The USB Type C might be the best connectivity option being widely adopted, but it still is going to be a short term one. The future of connectivity is wireless, and the wheel has already started spinning in that direction with Internet of Things (IoT). IoT will eventually allow all your belongings, be it the washing machine, chair, table, refrigerator, to be smart enough to communicate and work together, making tasks much easier. For IoT to realise its true potential, chip manufacturers need to make it simpler and cheaper. Not only has Intel updated its IoT platform called Gateway, but ARM has also joined hands with Taiwan Semiconductor Manufacturing Co to offer systems that can be integrated without draining too much power while offering all the other necessary functions.

Brace yourselves...

Windows 10 is coming. Microsoft used a line-up of refreshed devices from leading manufacturers such as HP and Dell to show off the highly anticipated Windows 10 OS. Dell showcased a long and impressive line of two-in-one laptop-tablet hybrids, and the one featuring Windows 10 seemed to resemble the latest XPS 13, which barely has any bezels around a gorgeous display but this one was a 15-incher. Other details about the device can only be speculated. Invitations from Dell for an event on 10 June are out and we're wondering if, like Xiaomi, even Dell has decided to launch a device first in India, and only later around the world.

Insanity and beauty

The beauty of a device in the eyes, but, for a geek, it lies in the configuration and design. The latest PC cabinet added to the ROG series is the In Win and features a transformation triggered by a button that would make even Optimus Prime proud. This will also make upgrading parts of your gaming rig easier and quicker. Asus has definitely been busy over the last year because, at this year's Computex, they managed to introduce compelling devices that will no doubt make a lot of people delay their shopping plans.

The ZenPad 8.0 on its own is a tablet with attractive specs, but with the accessories it boasts, makes you wonder why someone didn't think of this before. The cover for ZenPad 8.0 hides a 5.1 speaker that can run for six hours on single charge.
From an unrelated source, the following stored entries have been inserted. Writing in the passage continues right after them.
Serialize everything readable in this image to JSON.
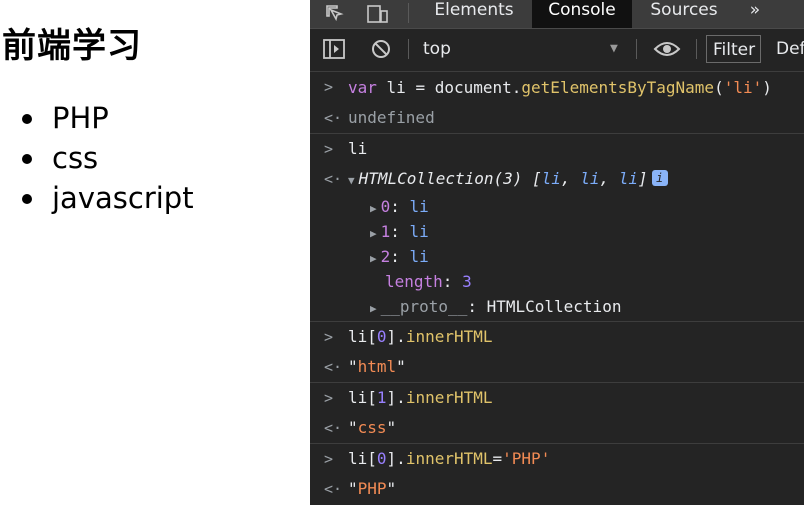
{
  "page": {
    "heading": "前端学习",
    "list_items": [
      "PHP",
      "css",
      "javascript"
    ]
  },
  "devtools": {
    "tabs": [
      "Elements",
      "Console",
      "Sources"
    ],
    "more_tabs_glyph": "»",
    "active_tab": "Console",
    "context": "top",
    "filter_placeholder": "Filter",
    "levels_label": "Def",
    "colors": {
      "background": "#242424",
      "keyword": "#c580e0",
      "function": "#e0c36a",
      "string": "#f28b54",
      "number": "#9980ff",
      "property": "#7cacf8"
    },
    "console": {
      "cmd1": {
        "kw": "var",
        "rest1": " li = document.",
        "fn": "getElementsByTagName",
        "open": "(",
        "arg": "'li'",
        "close": ")"
      },
      "res1": "undefined",
      "cmd2": "li",
      "res2": {
        "name": "HTMLCollection(3)",
        "preview_open": " [",
        "items": [
          "li",
          "li",
          "li"
        ],
        "preview_close": "]",
        "info": "i"
      },
      "children": [
        {
          "key": "0",
          "val": "li"
        },
        {
          "key": "1",
          "val": "li"
        },
        {
          "key": "2",
          "val": "li"
        }
      ],
      "length_key": "length",
      "length_val": "3",
      "proto_key": "__proto__",
      "proto_val": "HTMLCollection",
      "cmd3": {
        "a": "li[",
        "n": "0",
        "b": "].",
        "fn": "innerHTML"
      },
      "res3": {
        "q1": "\"",
        "s": "html",
        "q2": "\""
      },
      "cmd4": {
        "a": "li[",
        "n": "1",
        "b": "].",
        "fn": "innerHTML"
      },
      "res4": {
        "q1": "\"",
        "s": "css",
        "q2": "\""
      },
      "cmd5": {
        "a": "li[",
        "n": "0",
        "b": "].",
        "fn": "innerHTML",
        "eq": "=",
        "str": "'PHP'"
      },
      "res5": {
        "q1": "\"",
        "s": "PHP",
        "q2": "\""
      }
    }
  }
}
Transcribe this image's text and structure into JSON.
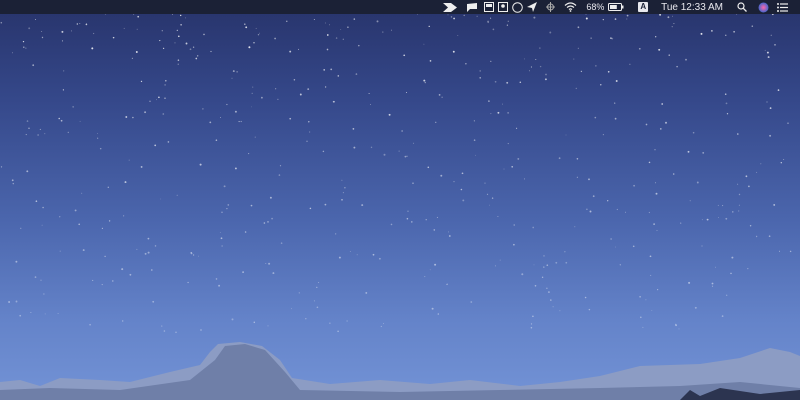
{
  "menubar": {
    "battery_percent": "68%",
    "battery_level": 0.68,
    "input_source": "A",
    "clock": "Tue 12:33 AM"
  },
  "colors": {
    "menubar": "#1b2136",
    "sky_top": "#27336a",
    "sky_bottom": "#7393d6"
  }
}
Asus also announced a selfie-centric camera with laser auto-focus but the devices that show real promise are the two-in-one laptop-tablet devices. The TP200 has a 360 degree hinge and the T100HA detaches from the frame. After the X205 laptop that Asus launched this year, we expect these hybrids to follow the queues of sturdiness and performance. They both will come with Windows 10 installed and have a USB Type C port.